Starting to use Python (and Pandas)¶
Setup plotting¶
To plot data in JupyterLab in a simple fashion use the following code.
%matplotlib inline
This will display plots directly in the notebook. Note, that there are more advanced displaying options for JupyterLab. The allow for example to zoom in.
Load requiered packages¶
Packages offer a wide range of funtionalities, e.g. plotting, calculations, accessing websites with programms. They are mostly listed at pypi.org and can be installed either in a terminal or with the Anaconda distribution.
Terminal:
pip install packageName
Anaconda:
Have a look at the Cheat Sheet (PDF)
For this tutorial, we will need Pandas(Statistics package), Matplotlib(Plotting package) and Numpy(package for numerical work).
Import package¶
After loading the packages, you can access their functionality with the TAB key. If you import the packages like below, the Pandas package e.g. will be available as pd
. If you add a DOT pd.
and press the TAB key, you will see a list of possible functions.

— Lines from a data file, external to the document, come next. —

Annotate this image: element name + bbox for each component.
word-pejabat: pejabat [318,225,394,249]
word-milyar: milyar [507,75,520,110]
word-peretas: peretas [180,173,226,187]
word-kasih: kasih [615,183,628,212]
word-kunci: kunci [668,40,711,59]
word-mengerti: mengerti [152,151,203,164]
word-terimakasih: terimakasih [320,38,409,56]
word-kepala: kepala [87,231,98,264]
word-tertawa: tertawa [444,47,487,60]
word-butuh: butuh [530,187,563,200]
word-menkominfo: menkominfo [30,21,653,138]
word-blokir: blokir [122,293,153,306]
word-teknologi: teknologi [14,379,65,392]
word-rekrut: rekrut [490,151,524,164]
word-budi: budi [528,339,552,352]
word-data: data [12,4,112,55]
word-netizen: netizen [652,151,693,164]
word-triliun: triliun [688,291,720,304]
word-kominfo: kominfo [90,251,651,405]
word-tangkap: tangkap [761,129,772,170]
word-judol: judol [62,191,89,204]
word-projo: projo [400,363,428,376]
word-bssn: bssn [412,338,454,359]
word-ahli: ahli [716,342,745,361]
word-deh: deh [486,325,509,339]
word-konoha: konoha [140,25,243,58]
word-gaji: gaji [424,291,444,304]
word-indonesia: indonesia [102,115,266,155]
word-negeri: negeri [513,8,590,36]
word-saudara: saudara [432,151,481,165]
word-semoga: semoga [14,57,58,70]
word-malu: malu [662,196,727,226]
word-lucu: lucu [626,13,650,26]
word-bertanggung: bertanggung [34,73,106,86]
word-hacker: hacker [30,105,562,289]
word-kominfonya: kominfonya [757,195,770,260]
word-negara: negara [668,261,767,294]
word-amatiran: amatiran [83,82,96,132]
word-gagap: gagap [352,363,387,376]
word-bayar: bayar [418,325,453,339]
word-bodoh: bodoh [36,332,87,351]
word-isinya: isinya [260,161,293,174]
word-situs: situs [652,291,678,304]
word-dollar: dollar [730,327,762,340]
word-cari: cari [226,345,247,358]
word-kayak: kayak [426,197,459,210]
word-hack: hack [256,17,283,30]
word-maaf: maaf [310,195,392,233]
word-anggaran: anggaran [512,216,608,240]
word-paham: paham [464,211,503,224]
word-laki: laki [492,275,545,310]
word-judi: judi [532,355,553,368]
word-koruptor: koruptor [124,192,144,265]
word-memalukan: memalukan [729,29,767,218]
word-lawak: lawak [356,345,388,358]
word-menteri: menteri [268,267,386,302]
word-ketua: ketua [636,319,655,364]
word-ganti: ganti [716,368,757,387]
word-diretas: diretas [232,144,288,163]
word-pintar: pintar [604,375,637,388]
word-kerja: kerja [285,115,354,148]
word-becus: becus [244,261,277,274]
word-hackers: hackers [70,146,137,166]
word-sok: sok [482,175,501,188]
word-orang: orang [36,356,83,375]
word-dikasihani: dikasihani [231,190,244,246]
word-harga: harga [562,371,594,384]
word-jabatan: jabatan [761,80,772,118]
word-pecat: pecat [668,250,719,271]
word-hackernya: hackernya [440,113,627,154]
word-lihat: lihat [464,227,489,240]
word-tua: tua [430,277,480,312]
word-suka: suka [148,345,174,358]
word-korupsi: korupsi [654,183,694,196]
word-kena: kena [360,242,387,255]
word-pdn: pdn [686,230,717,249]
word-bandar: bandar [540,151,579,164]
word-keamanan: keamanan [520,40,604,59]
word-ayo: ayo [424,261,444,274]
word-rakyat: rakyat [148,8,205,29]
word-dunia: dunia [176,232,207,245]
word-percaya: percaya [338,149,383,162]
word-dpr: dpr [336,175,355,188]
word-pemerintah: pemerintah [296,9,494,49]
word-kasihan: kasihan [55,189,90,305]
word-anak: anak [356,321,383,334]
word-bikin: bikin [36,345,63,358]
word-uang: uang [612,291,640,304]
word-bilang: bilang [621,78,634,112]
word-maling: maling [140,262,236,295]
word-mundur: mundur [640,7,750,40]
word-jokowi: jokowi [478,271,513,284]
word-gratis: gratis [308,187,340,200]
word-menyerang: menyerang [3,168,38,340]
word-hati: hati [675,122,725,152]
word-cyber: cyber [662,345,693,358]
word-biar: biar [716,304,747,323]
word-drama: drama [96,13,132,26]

import matplotlib.pyplot as plt
import pandas as pd
import numpy as np
Test the package access. Uncomment and run the cell. You should see a list of methods.
#pd.
Create a time series¶
Using the Numpy package, we can create a random time series of 1000 entries.
ts = pd.Series(
np.random.randn(1000),
index=pd.date_range('1/1/2020',
periods=1000)
)
Create a dataset¶
We then create a dataset of random numbers with the time series as an index. Possible columns in the dataset are simply A,B,C and D.
df = pd.DataFrame(
np.random.randn(1000, 4),
index=ts.index,
columns=['A', 'B', 'C', 'D']
)
df.head(2)
A | B | C | D | |
---|---|---|---|---|
2020-01-01 | 1.333624 | -0.707484 | -0.789363 | 0.152281 |
2020-01-02 | -1.912371 | 2.753899 | -1.315583 | 0.065484 |
Calculate cumulative sum¶
We can calculate the cumulative sum of all columns by running
df = df.cumsum()
Have a look at the beginning of the dataset by simply writing df.head(5)
and press enter.
df.head(4)
A | B | C | D | |
---|---|---|---|---|
2020-01-01 | 1.333624 | -0.707484 | -0.789363 | 0.152281 |
2020-01-02 | -0.578747 | 2.046415 | -2.104946 | 0.217766 |
2020-01-03 | -0.173813 | 1.611432 | -2.508927 | 0.953219 |
2020-01-04 | 0.883644 | 2.065965 | -3.386507 | 1.226043 |
Plot the dataset¶
Since the data is numerical and we have times as index, we can easily create a plot of the dataset by using the .plot()
method.
df.plot()
<AxesSubplot:>
This is just to give you a small hint on what can be done with Jupyter Notebooks and Phython. In the course of the book, we will introduce many different useful programms and routines to work with text.